La réponse courte. Des gouttières posées coûtent 15 à 70 €/ml en PVC, 35 à 85 €/ml en zinc, 30 à 105 €/ml en aluminium et 70 à 200 €/ml en cuivre. Une reprise de solin ou de faîtage relève de la réparation courante, 200 à 450 €. Une noue ou un chéneau à refaire coûte 400 à 2 500 €.

Le vocabulaire d'un devis de zinguerie
Un devis de couvreur devient lisible dès qu'on sait à quoi correspond chaque ligne. Voici les six ouvrages qui reviennent le plus souvent.
| Ouvrage | Où il se trouve | Ce qu'il fait |
|---|---|---|
| Faîtage | Ligne haute du toit | Ferme la jonction des deux versants, scellé au mortier ou posé à sec sur closoir ventilé |
| Noue | Angle rentrant entre deux pans | Concentre et évacue l'eau des deux versants, en zinc, en plomb ou en tuiles à noue |
| Arêtier | Angle saillant entre deux pans | Couvre l'arête, scellé ou à sec selon la technique |
| Solin | Contre un mur ou une souche de cheminée | Étanche la jonction entre la maçonnerie et la couverture |
| Closoir | Sous le faîtage et sur les arêtiers | Laisse passer l'air, arrête la pluie et les nuisibles |
| Abergement | Autour d'une lucarne, d'un châssis, d'une sortie de toit | Raccorde la couverture à l'élément traversant |
Un devis qui indique « reprise de zinguerie, forfait » sans détailler ces postes ne permet aucune comparaison. Demandez le métrage en mètres linéaires pour les gouttières et les noues, et le nombre d'unités pour les solins et les abergements.

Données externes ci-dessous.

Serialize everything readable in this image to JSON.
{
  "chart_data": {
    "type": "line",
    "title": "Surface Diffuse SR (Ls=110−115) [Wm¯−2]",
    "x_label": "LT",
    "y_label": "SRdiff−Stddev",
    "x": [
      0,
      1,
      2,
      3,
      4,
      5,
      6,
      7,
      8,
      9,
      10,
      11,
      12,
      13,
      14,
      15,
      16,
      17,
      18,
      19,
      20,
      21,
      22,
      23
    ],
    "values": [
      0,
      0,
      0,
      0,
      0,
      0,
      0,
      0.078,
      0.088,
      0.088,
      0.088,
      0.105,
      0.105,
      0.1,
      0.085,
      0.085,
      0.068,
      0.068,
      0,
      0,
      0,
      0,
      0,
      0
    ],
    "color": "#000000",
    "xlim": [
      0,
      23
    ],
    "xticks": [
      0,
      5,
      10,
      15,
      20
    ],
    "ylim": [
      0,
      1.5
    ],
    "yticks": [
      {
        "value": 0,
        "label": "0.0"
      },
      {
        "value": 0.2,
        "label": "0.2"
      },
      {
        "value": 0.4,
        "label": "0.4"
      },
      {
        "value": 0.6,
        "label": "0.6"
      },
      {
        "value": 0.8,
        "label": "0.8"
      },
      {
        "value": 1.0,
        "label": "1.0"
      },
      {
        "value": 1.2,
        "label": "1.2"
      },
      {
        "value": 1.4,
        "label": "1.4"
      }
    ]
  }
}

Gouttières : quel métal pour quel budget
| Matériau | Prix au mètre linéaire | Ce qu'il faut savoir |
|---|---|---|
| PVC | 15 à 70 € | Le moins cher, se dilate et se fragilise avec les cycles de gel et de soleil |
| Aluminium | 30 à 105 € | Léger, souvent posé en continu sans joint, large choix de teintes |
| Zinc | 35 à 85 € | Le standard sur le bâti ancien de la région, tenue longue, soudures à l'étain |
| Cuivre | 70 à 200 € | Le plus durable et le plus cher, patine verte, parfois demandé par l'architecte des Bâtiments de France |
Le volume à évacuer justifie le soin apporté à ce poste : avec 667 mm de pluie par an en moyenne régionale, une toiture de 100 m² reçoit environ 67 m³ d'eau par an, soit une centaine de baignoires. Tout ce volume passe par quelques dizaines de mètres de gouttière et deux ou trois descentes.

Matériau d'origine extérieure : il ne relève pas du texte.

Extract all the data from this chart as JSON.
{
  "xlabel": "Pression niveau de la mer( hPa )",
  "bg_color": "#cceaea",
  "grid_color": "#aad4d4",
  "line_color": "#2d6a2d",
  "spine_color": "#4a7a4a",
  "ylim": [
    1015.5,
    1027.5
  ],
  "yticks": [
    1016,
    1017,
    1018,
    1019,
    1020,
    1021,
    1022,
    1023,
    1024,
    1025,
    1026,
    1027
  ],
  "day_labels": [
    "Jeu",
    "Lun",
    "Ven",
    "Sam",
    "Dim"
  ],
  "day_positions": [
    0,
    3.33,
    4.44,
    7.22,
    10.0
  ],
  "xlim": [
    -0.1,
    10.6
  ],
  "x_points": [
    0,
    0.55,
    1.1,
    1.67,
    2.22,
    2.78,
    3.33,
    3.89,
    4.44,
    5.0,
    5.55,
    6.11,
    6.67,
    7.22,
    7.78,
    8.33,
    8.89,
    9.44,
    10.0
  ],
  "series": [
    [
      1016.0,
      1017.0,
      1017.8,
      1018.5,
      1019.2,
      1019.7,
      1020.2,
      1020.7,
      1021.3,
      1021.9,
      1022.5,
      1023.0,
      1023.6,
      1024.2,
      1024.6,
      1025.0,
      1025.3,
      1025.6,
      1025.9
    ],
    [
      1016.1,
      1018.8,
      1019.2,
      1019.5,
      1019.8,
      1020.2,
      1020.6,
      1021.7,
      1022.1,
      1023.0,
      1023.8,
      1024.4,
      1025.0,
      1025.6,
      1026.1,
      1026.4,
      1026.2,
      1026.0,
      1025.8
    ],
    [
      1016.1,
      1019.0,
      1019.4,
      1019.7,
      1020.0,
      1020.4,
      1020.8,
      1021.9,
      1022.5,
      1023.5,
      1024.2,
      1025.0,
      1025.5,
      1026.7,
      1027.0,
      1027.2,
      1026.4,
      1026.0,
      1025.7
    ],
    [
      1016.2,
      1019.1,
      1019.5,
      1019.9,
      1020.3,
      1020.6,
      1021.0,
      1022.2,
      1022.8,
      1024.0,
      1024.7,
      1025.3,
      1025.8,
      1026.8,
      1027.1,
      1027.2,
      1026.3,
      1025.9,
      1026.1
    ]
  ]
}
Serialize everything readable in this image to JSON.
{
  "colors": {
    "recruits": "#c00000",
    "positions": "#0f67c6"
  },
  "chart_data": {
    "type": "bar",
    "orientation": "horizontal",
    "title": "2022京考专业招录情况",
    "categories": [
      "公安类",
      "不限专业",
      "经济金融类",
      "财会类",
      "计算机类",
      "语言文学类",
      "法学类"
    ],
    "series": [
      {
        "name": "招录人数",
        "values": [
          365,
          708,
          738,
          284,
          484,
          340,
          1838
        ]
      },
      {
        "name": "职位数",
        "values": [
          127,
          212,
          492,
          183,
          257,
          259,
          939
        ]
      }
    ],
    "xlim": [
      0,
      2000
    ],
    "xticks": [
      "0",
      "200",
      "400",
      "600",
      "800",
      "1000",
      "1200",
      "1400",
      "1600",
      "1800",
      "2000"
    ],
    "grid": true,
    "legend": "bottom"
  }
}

Deux règles pratiques évitent la plupart des problèmes : une pente de 3 à 5 mm par mètre vers la descente, ni plus ni moins, et une descente pour environ 60 à 80 m² de toiture collectée. Une gouttière posée à plat retient l'eau et les feuilles ; une gouttière trop pentue déborde à l'extrémité opposée lors des fortes averses.
En zinc, attention aux incompatibilités entre métaux : le zinc en contact avec du cuivre se corrode. Une descente en cuivre raccordée à une gouttière en zinc est une erreur classique qui perce en quelques années.
Le zinc en couverture, pas seulement en gouttière
Le zinc à joint debout couvre les terrassons, les brisis, les lucarnes et les extensions contemporaines. Il coûte 70 à 310 €/m² posé, pèse seulement 5 à 7 kg/m² et tient 50 à 100 ans.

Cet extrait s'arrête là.